Some
of Yeats’s plays have dramatized political
issues, especially those embracing Irish nationalism, Politics, Drama
and Poetry: The Political Vision of W.B. Yeats as Reflected in Select
Plays and PoemsSome of Yeats’s plays have dramatized political issues,
especially those embracing Irish nationalism, contemporary political
intrigues and the rising tide of the native Catholic middle class
protest against the traditional Protestant landed aristocracy. Both his
plays and his politics have been subjected to incisive scrutiny, but not
the political components in his plays. I will contrast the treatment of
political themes in them to that in select ‘political’ poems which
articulate similar concerns to highlight what is distinctive as also
more shadowy, oblique and peripheral about the depiction of these issues
in his drama. The plays to be analyzed are: The Countess Cathleen, Cathleen ni Houlihan (written in collaboration with Lady Gregory), On Baile’s Strand, The Dreaming of the Bones and The Player Queen.
They will be compared with several poems, including “September 1913,”
“To a Shade,” “Easter 1916,” “On a Political Prisoner,” “Mediations in
Time of Civil War,” “Nineteen Hundred and Nineteen,” “Parnell’s
Funeral,” “Come gather round me, Parnellites,” “The Ghost of Roger
Casement,” “On a Political Prisoner,” and “Sixteen Dead Men”.
Thanks
to John O’Leary and Maud Gonne, Yeats got involved with Fenians, the
Irish Republican Brotherhood and numerous political controversies, even
as temperamentally he continued to abhor political activism. Although
later he played an active role in the Irish Senate, he never
wholeheartedly admired politicians and their profession. In his mind,
there was always a certain ambivalence towards militant nationalism,
especially armed rebellion against English colonial rule. Moreover, the
desire to escape from the sordid reality into a world of fantasy
struggled in his self with his political endeavours. Ironically, this
appears to be more evident in his plays than in his “political” poems.
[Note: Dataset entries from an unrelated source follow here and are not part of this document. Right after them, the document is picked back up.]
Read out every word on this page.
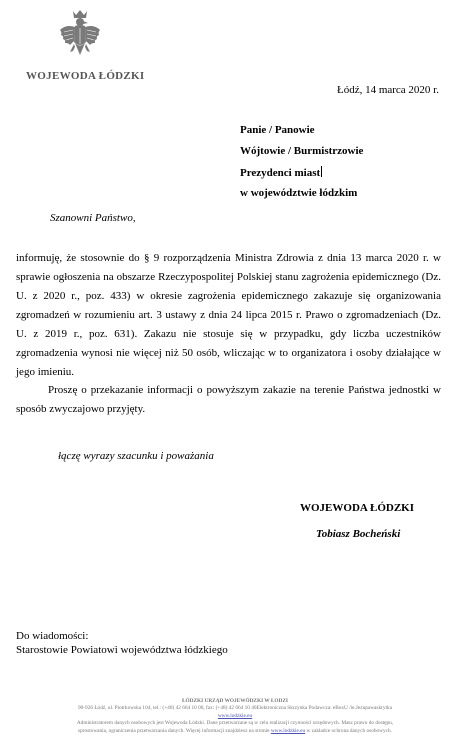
WOJEWODA ŁÓDZKI
Łódź, 14 marca 2020 r.
Panie / Panowie
Wójtowie / Burmistrzowie
Prezydenci miast
w województwie łódzkim
Szanowni Państwo,
informuję, że stosownie do § 9 rozporządzenia Ministra Zdrowia z dnia 13 marca 2020 r. w sprawie ogłoszenia na obszarze Rzeczypospolitej Polskiej stanu zagrożenia epidemicznego (Dz. U. z 2020 r., poz. 433) w okresie zagrożenia epidemicznego zakazuje się organizowania zgromadzeń w rozumieniu art. 3 ustawy z dnia 24 lipca 2015 r. Prawo o zgromadzeniach (Dz. U. z 2019 r., poz. 631). Zakazu nie stosuje się w przypadku, gdy liczba uczestników zgromadzenia wynosi nie więcej niż 50 osób, wliczając w to organizatora i osoby działające w jego imieniu.
Proszę o przekazanie informacji o powyższym zakazie na terenie Państwa jednostki w sposób zwyczajowo przyjęty.
łączę wyrazy szacunku i poważania
WOJEWODA ŁÓDZKI
Tobiasz Bocheński
Do wiadomości:
Starostowie Powiatowi województwa łódzkiego
ŁÓDZKI URZĄD WOJEWÓDZKI W ŁODZI
90-926 Łódź, ul. Piotrkowska 104, tel.: (+48) 42 664 10 00, fax: (+48) 42 664 10 40Elektroniczna Skrzynka Podawcza: eBoxU /ie.Jezupawaskrytka
www.lodzkie.eu
Administratorem danych osobowych jest Wojewoda Łódzki. Dane przetwarzane są w celu realizacji czynności urzędowych. Masz prawo do dostępu,
sprostowania, ograniczenia przetwarzania danych. Więcej informacji znajdziesz na stronie www.lodzkie.eu w zakładce ochrona danych osobowych.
It is also fascinating that his own works engage less with contemporary
politics than some of the plays by Shaw, Synge and O’Casey mounted at
the Abbey Theatre.
In
my analysis of Yeats’s political vision, I will ask how his Protestant
and somewhat genteel background shaped his “Tory” view of the Irish
groups he despised: merchants, clerks, Catholic clergymen, and agitators
and rabble rousers, especially the Whigs of all shades. Did the early
influences of Nietzsche and secret mystical societies at all contribute
to the formation of an elitist contempt for the masses? Further, Yeats’s
interest in the occult and the esoteric, pagan and magical spirituality
opened him to Indian religious thought, chiefly to its mysticism. Mme.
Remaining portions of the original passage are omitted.